Będąc w kolejnym pokoju, znajdziesz się w przestronnej kabinie, w której możesz usiąść na dowolnym fotelu i poznać historię jednego z marynarzy.

W Sali Złotego Wieku opowiemy o tym, jak biedna Holandia po wyzwoleniu od Hiszpanów szybko się wzbogaciła i stała się jedną z najpotężniejszych potęg. Liczne interaktywne stoiska opowiedzą o stosunkach handlowych Holendrów z innymi krajami, o tym, jak Holandia stała się centrum światowego handlu i oczywiście opowiedzą o handlu niewolnikami. Handel niewolnikami był ważnym ogniwem w rozwoju gospodarki kraju i rozwoju kolonii. W sali poświęconej handlowi niewolnikami można dowiedzieć się o strasznych warunkach, w jakich transportowano i przetrzymywano niewolników, o ich protestach i wyzwoleniu.

Całodobowa hala portowa zapoznaje Państwa z ciągłą pracą portu w Amsterdamie. Dziś jest czwartym pod względem przepustowości portem w Europie, obsługującym wszelkiego rodzaju statki. Nad sprawną pracą pracuje tu około sześćdziesięciu pięciu tysięcy osób. Również w tym pomieszczeniu można dowiedzieć się jakie towary wpływają do portu.
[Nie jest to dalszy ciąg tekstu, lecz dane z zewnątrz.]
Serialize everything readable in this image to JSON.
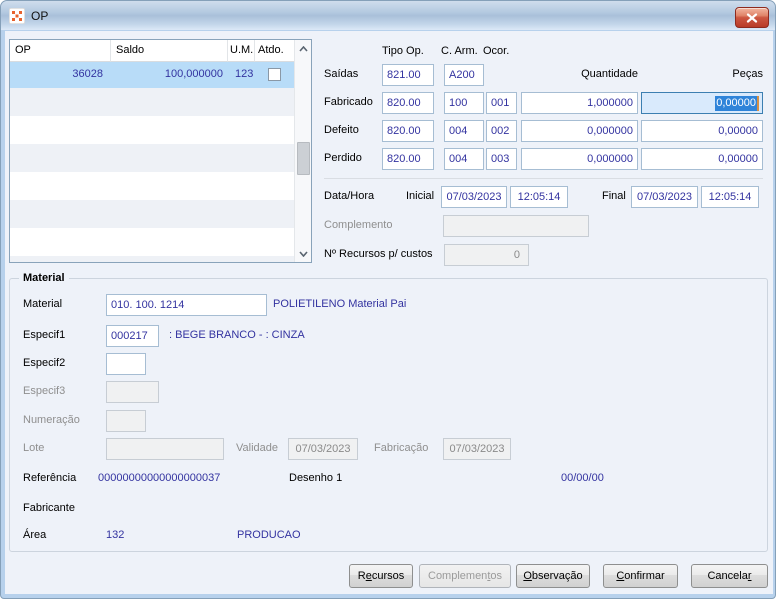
{
  "window": {
    "title": "OP"
  },
  "icons": {
    "app": "app-icon",
    "close": "close-icon",
    "scroll_up": "scroll-up-icon",
    "scroll_down": "scroll-down-icon",
    "checkbox": "checkbox-unchecked"
  },
  "colors": {
    "field_text": "#3333a0",
    "selection_bg": "#2f84d9",
    "focus_border": "#3c7fb1",
    "row_selected": "#b8dcf8",
    "close_button": "#cd5741"
  },
  "grid": {
    "headers": {
      "op": "OP",
      "saldo": "Saldo",
      "um": "U.M.",
      "atdo": "Atdo."
    },
    "selected_row": {
      "op": "36028",
      "saldo": "100,000000",
      "um": "123",
      "atdo_checked": false
    }
  },
  "operations": {
    "headers": {
      "tipo_op": "Tipo Op.",
      "c_arm": "C. Arm.",
      "ocor": "Ocor.",
      "quantidade": "Quantidade",
      "pecas": "Peças"
    },
    "saidas": {
      "label": "Saídas",
      "tipo_op": "821.00",
      "c_arm": "A200"
    },
    "fabricado": {
      "label": "Fabricado",
      "tipo_op": "820.00",
      "c_arm": "100",
      "ocor": "001",
      "quantidade": "1,000000",
      "pecas": "0,00000"
    },
    "defeito": {
      "label": "Defeito",
      "tipo_op": "820.00",
      "c_arm": "004",
      "ocor": "002",
      "quantidade": "0,000000",
      "pecas": "0,00000"
    },
    "perdido": {
      "label": "Perdido",
      "tipo_op": "820.00",
      "c_arm": "004",
      "ocor": "003",
      "quantidade": "0,000000",
      "pecas": "0,00000"
    }
  },
  "datahora": {
    "label": "Data/Hora",
    "inicial_label": "Inicial",
    "inicial_date": "07/03/2023",
    "inicial_time": "12:05:14",
    "final_label": "Final",
    "final_date": "07/03/2023",
    "final_time": "12:05:14"
  },
  "complemento": {
    "label": "Complemento",
    "value": ""
  },
  "recursos_custos": {
    "label": "Nº Recursos p/ custos",
    "value": "0"
  },
  "material": {
    "group_title": "Material",
    "material_label": "Material",
    "material_value": "010. 100. 1214",
    "material_desc": "POLIETILENO Material Pai",
    "especif1_label": "Especif1",
    "especif1_value": "000217",
    "especif1_desc": ": BEGE BRANCO - : CINZA",
    "especif2_label": "Especif2",
    "especif2_value": "",
    "especif3_label": "Especif3",
    "especif3_value": "",
    "numeracao_label": "Numeração",
    "numeracao_value": "",
    "lote_label": "Lote",
    "lote_value": "",
    "validade_label": "Validade",
    "validade_value": "07/03/2023",
    "fabricacao_label": "Fabricação",
    "fabricacao_value": "07/03/2023",
    "referencia_label": "Referência",
    "referencia_value": "00000000000000000037",
    "desenho": "Desenho 1",
    "referencia_data": "00/00/00",
    "fabricante_label": "Fabricante",
    "fabricante_value": "",
    "area_label": "Área",
    "area_value": "132",
    "area_desc": "PRODUCAO"
  },
  "buttons": {
    "recursos": {
      "pre": "R",
      "key": "e",
      "post": "cursos"
    },
    "complementos": {
      "pre": "Complemen",
      "key": "t",
      "post": "os"
    },
    "observacao": {
      "pre": "",
      "key": "O",
      "post": "bservação"
    },
    "confirmar": {
      "pre": "",
      "key": "C",
      "post": "onfirmar"
    },
    "cancelar": {
      "pre": "Cancela",
      "key": "r",
      "post": ""
    }
  }
}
W sali sztuk pięknych zgromadzono różnorodne płótna nawiązujące do tematyki żeglugi. Główną ozdobą ekspozycji jest obraz „Bitwa o Gibraltar” pędzla Cornelisa Claesa van Wieringena. Zdjęcie opowiada o nieoczekiwanym ataku Holendrów na hiszpańskie statki, w wyniku którego hiszpańska flota poniosła znaczne straty i została zmuszona do ucieczki.

We wschodnim skrzydle budynku, w sali „Szkło, Srebro i Porcelana” można podziwiać znakomitą kolekcję zastawy stołowej. Każdy element tej kolekcji jest dziełem sztuki z unikalnym obrazem z tamtych czasów.

Bez wątpienia dzieci powyżej szóstego roku życia zainteresuje zwiedzanie Sali Opowieści Wielorybich (Het Verhaal van walvis) z ogromnym modelem wieloryba na środku sali.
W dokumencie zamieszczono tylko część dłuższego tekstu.